Na comarca de Castelo de Paiva foram julgados, por tribunal colectivo, no âmbito do proc. 193/05.0TACPV, os arguidos AA, BB e CC. Após audiência, o arguido BB foi absolvido dos crimes que lhe eram imputados. O arguido AA foi absolvido da instância quanto ao crime de ameaças, p. e p. pelo art. 153º nºº 1 do Código Penal, por falta de legitimidade do Ministério Público e foi condenado, como autor de um crime de tráfico de menor gravidade, p. e p. pelas disposições conjugadas dos artigos 21º n.º1 e 25º alínea a), ambos do Decreto-Lei n.º 15/93, de 22 de Janeiro, com referência às tabelas anexas I-A e I-B, na pena de 26 meses de prisão; como autor de um crime de detenção ilegal de arma, p. e p. pelo art. 6º, nº 1, da Lei nº 22/97, de 27 de Junho, na pena de 12 meses de prisão; como autor de um crime de detenção de arma proibida, p. e p. pelo art. 275º, nº1, do Código Penal, na pena de 6 meses de prisão; e como autor de um crime de receptação, p. e p. pelo art. art. 231º, nº1, do Código Penal, na pena de 12 meses de prisão; efectuado o cúmulo na pena única de 3 anos e nove meses de prisão.

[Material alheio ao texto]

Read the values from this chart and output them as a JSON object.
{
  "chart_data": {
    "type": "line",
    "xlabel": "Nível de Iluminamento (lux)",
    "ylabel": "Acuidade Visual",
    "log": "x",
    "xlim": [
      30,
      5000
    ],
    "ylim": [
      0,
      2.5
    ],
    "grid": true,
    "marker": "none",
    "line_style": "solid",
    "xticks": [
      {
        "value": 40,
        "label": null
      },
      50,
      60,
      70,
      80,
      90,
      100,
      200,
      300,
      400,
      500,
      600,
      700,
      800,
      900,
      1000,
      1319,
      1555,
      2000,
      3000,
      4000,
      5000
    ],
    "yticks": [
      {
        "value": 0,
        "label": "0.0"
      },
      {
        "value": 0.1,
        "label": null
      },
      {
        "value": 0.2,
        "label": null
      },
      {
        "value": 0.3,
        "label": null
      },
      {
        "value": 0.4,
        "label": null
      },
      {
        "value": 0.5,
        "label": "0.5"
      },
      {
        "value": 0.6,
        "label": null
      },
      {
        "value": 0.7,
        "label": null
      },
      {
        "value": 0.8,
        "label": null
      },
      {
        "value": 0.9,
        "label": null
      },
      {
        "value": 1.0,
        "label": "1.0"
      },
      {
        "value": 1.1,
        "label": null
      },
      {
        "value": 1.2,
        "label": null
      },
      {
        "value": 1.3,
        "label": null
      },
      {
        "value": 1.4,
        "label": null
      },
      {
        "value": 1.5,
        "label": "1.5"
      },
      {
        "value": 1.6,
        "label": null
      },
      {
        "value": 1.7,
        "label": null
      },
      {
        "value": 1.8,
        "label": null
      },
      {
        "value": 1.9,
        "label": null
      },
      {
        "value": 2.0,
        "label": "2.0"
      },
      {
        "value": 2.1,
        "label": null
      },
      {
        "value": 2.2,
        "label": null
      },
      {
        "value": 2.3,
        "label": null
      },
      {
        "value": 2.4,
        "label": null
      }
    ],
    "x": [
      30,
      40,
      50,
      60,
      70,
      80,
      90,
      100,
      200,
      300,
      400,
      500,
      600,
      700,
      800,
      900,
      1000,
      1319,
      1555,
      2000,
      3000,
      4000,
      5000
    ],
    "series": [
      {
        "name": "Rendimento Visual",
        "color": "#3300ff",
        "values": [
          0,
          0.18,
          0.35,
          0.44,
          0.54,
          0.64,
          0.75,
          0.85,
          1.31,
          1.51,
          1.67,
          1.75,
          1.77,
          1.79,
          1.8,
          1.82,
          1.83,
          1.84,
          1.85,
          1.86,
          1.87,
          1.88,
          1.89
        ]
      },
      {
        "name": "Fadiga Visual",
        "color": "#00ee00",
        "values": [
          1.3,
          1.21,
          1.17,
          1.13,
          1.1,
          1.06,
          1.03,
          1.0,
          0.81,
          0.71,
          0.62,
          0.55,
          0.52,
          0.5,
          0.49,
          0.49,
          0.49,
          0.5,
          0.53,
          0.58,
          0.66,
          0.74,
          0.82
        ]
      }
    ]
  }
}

O arguido CC foi condenado como autor de um crime de tráfico de menor gravidade, p. e p. pelo arts. 21º nº 1 e 25º al. a) do Decreto-Lei nº 15/93, de 22 de Janeiro, na pena de 1 ano de prisão.

Inconformados, quer o Ministério Público, quer o arguido AA recorreram para o Tribunal da Relação do Porto. O recurso do arguido foi julgado improcedente, tendo sido dado provimento ao recurso do Ministério Público, e, em consequência, o arguido AA foi condenado, como autor material de um crime de tráfico de estupefacientes p. e p. pelo artigo 21° n°1 do Decreto-Lei n.º 15/93 de 22 de Janeiro, na pena de 4 (quatro) anos de prisão; como autor material de dois crimes de detenção ilegal de arma p. e p. pelo artigo 6°. da Lei nº 22/97 de 22 de Junho, aplicável á data dos factos, na pena de 1 (um) ano de prisão por cada um deles; como autor material de um crime de detenção de arma proibida p. e p. pelo artigo 275° nº 1 do Código Penal, aplicável à data dos factos, na pena de dois anos de prisão; como autor de um crime de receptação p.e p. pelo artigo 231° n. 1 do Código Penal, na pena de 1 (um) ano de prisão e como autor material de um crime de coacção grave na forma tentada p. e p. pelos artigos 154° n° 1 e 155° nº. 1 al. a), com referência aos artigos 146° e 22°, 23° e 73°, todos do Código Penal, na pena de 1 (um) ano de prisão. Em cúmulo jurídico, foi condenado na pena única de 6 (seis) anos e 6 (seis) meses de prisão.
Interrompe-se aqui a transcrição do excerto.